Said Kay after his official installation as President and CEO: “The organization [I worked for most recently] was the Trust for Public Land… [that has] been able to acquire over three million acres of land converted into local, state, or federal parks. As far as the issue of Aqueduct is concerned, David [Skorton] and the committee say it’s one of the things we should look at.

“…The Board has provided us with a three-year strategic plan so I’m going to follow that strategic plan and execute it…Number one is going to be to enhance the guest experience…and to recruit others to become new racing fans. The second is the re-privatization…and the third is just to improve the quality of racing and purses at every racetrack we operate.”

And then he offered this: “I’m aware of the conversations [in Albany]. I do not have a position to express today. I am comforted by the fact that Governor Cuomo has selected a great Board and has expressed an interest in making sure that horse racing is very successful today and for years to come. I look forward to working with this Board and with state government to make sure that happens.”

If racing is to have a prayer of succeeding, Kay’s final observation would be the Great Amen. Fortunately, while Saratoga might need some tweaking here and there, it is in very good stead as one of the world’s greatest racing destinations.

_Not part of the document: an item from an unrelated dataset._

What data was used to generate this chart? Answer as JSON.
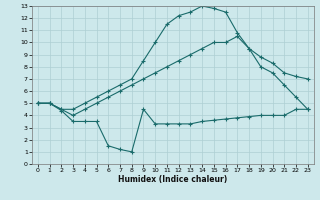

But the future of Aqueduct as a racetrack must be addressed. It’s impossible to envision that it will live in perpetuity. And that probably would be just fine with the Genting folks. What happens to all that money ultimately might be Cuomo’s vision, not NYRA as a racing franchise.

And what of “beautiful Belmont Park?” What happens to it? What does its future look like? Clearly, given its proximity to JFK, its location on the Queens/Nassau County border, and its unique layout as a racetrack, it should be the destination that will be the envy of racetracks anywhere in the world.

Kay’s qualifications make him a superb choice for the job. But whether he will be able to go the distance is a matter of more than pedigree.